The legislature could decide to take a larger portion of gamblers' losses by raising the tax rate, as they did on large casinos after they opened.  That would lessen the percentage going to gambling-machine route operators and little casinos.  The State owes millions of dollars to other entities.  Would a town's 5% piece of the action be at the top of Illinois' list of bills to pay?  Don't bet on it!

Horse racing has lost favor with the public.  An off-track-betting parlor is only one location catering to a dying clientele.  "Convenience-gambling" machines are a whole different animal.  Why do you think the revenue predictions are so high?  It's because the machines are so addictive.  Businesses are already making a dash for evey last nickel by getting into gambling, the most greedy "business" there is.  In South Carolina (before they re-criminalized the machines because of the social costs), even bakeries and ice cream parlors were applying for liquor licenses in order to get the machines.

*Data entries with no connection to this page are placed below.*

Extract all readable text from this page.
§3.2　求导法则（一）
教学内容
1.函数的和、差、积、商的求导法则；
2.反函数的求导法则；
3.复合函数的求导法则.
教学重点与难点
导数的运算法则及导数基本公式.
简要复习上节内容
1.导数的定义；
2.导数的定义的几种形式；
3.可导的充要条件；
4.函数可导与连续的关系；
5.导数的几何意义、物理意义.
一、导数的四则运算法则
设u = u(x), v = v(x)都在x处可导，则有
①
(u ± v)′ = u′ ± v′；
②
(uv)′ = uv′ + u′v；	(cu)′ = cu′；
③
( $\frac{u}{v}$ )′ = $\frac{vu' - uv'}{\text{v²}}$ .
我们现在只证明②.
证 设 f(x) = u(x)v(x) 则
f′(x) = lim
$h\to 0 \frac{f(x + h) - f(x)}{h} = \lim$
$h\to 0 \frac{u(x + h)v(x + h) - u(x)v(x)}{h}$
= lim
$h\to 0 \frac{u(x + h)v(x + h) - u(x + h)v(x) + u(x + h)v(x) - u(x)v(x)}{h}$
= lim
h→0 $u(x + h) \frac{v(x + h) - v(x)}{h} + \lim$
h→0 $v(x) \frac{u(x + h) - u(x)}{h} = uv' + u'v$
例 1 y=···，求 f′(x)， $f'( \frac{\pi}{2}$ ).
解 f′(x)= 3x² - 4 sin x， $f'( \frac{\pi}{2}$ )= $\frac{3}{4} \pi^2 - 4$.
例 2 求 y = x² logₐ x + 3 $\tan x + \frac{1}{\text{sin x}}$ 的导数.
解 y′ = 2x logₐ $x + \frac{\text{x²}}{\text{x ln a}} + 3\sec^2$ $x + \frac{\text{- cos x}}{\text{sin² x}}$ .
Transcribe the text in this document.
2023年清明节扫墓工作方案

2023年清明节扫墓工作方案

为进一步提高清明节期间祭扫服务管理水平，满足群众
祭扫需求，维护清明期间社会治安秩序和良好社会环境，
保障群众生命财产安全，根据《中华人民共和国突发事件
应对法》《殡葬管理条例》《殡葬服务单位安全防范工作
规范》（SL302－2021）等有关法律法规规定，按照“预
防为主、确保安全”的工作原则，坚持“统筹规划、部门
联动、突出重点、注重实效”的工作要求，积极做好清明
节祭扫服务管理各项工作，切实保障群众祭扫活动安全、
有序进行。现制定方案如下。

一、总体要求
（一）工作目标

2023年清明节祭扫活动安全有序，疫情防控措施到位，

Illinois gamblers would be even more likely to get addicted to one-armed bandits that have another 10 years of technology incorporated to get gamblers to "play to extinction" (industry term) than they had in South Carolina.

At their July 19th meeting, the Gaming Board eliminated the requirement that there must be a separate area for the one-armed bandits that is limited to over-21 patrons.  That means you could have someone gambling right next to children eating in a restaurant, as long as the joint has a license to serve liquor.

According to a village attorney, if a town opts out after one-armed bandits arrive, only NEW applicants could be denied the machines.  The ones already there would be grand-fathered in.  In other words, if a town bans them now, they could always allow them later.  But, if a town allows them now, one-armed bandits will be there to stay in that town.